Quel est l’impact du manque de carburant ?
Cela a un impact brutal sur la santé publique. Il existe un exemple moins évident mais très important. Il y a une surpopulation et les gens font leurs affaires. Les réseaux d’égouts sont effondrés. Et le manque de carburant empêche de pomper les eaux usées vers les stations d’épuration. J’ai vu de l’eau fécale jaillir des égouts au milieu du marché et des enfants jouer. Je l’ai vu à Rafah. La station d’épuration ne fonctionnant pas non plus, ces eaux se retrouvent directement dans la Méditerranée.
Y a-t-il des épidémies ?
Il y a. Et bien plus à venir. Les portes de l’enfer sont désormais ouvertes. Il y a la jaunisse, la méningite, les maladies gastro-intestinales dues à la mauvaise qualité de l’eau et au manque de nourriture, il y a la gale, les poux… L’hygiène personnelle a disparu, il n’y a pas d’eau. Ce qu’il y a, c’est à boire. Se brosser les dents est un drame… Chaque jour, il faut constamment surmonter des obstacles.
J’imagine que la santé mentale des Gazaouis est très dégradée. Y a-t-il des suicides ?
Mortel. C’est l’un des programmes de Médecins Sans Frontières. Ils m’ont dit à plusieurs reprises : « Je préfère être tué par les bombes, quand une bombe tombe sur moi, je ne veux pas survivre parce que je vais mourir lentement ». Les suicides frappent à la porte.
La situation dans les hôpitaux a été qualifiée de « dantesque ».
Gaza comptait 36 hôpitaux et il y en a désormais 11 ouverts, dont deux seulement dans le nord. Les hôpitaux sont devenus des villes parce que les gens y cherchent refuge, les couloirs sont habités par des familles avec leurs matelas, leurs draps…
Y a-t-il suffisamment de matériel pour soigner le grand nombre de blessés ?
Elle est rare et le deviendra encore plus tant que les frontières ne seront pas ouvertes à l’aide humanitaire.
L’ensemble de la population gazaouie est durement touchée, en particulier les enfants.

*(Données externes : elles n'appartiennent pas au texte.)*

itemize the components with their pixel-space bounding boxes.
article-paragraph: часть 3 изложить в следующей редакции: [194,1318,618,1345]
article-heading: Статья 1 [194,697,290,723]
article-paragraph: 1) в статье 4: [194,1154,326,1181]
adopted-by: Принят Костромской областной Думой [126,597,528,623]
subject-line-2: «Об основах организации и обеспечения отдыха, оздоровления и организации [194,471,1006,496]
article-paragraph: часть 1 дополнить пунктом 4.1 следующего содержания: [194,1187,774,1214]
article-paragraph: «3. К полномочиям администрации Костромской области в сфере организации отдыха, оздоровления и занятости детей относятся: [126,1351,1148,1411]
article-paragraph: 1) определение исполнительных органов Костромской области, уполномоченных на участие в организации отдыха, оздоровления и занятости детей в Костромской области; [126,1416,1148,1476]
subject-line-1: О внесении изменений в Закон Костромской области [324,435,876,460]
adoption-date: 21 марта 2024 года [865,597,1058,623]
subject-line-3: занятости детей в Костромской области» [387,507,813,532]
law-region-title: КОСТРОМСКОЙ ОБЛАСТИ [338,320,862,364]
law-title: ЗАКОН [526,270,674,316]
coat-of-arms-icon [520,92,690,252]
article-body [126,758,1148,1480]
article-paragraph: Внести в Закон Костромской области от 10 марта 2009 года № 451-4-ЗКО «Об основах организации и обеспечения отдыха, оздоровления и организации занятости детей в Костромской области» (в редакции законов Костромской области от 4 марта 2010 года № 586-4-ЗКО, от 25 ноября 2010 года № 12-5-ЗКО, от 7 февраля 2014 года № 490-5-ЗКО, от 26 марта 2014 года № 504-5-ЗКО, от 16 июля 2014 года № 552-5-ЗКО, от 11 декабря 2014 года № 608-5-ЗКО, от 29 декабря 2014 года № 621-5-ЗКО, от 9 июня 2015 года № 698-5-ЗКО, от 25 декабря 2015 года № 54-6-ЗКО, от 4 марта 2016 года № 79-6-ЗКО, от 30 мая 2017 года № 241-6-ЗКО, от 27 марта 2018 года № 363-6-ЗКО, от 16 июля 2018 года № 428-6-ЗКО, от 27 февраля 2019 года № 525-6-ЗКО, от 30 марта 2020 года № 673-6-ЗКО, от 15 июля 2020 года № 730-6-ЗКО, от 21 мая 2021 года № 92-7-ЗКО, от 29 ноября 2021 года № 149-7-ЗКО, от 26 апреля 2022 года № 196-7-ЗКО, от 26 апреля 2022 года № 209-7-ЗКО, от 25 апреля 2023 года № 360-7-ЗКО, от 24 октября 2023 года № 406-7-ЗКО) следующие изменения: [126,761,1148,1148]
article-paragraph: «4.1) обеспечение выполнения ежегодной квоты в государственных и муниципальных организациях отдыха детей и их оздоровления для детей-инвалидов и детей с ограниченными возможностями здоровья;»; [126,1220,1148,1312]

Les enfants sont les plus grandes victimes. Les drones sonnent 24h/24, la mort en permanence dans le ciel. Les enfants l’ont tellement assimilé qu’ils jouent au football et comme si de rien n’était, peu importe. Pareil en entendant les explosions. Ils l’ont déjà intériorisé. Qu’est-ce que c’est? Des enfants de 5, 6, 7 ans qui ne bronchent pas lorsqu’ils entendent les explosions ? Quelles conséquences psychologiques cela aura-t-il ? Il existe un acronyme, WCNSF (Wounded Children Not Surviving Family) pour désigner les enfants blessés issus de familles non survivantes. Il y a beaucoup de. Les médecins sont arrivés tachés d’excréments et de sang d’enfants qui avaient relâché leurs sphincters avant de mourir. Nous l’avons vécu à l’hôpital Al Nasser, lors de la première arrivée massive de blessés. 120 personnes sont arrivées, dont 70 déjà mortes. Ils n’abandonnent jamais leurs morts, ils les emmènent à l’hôpital.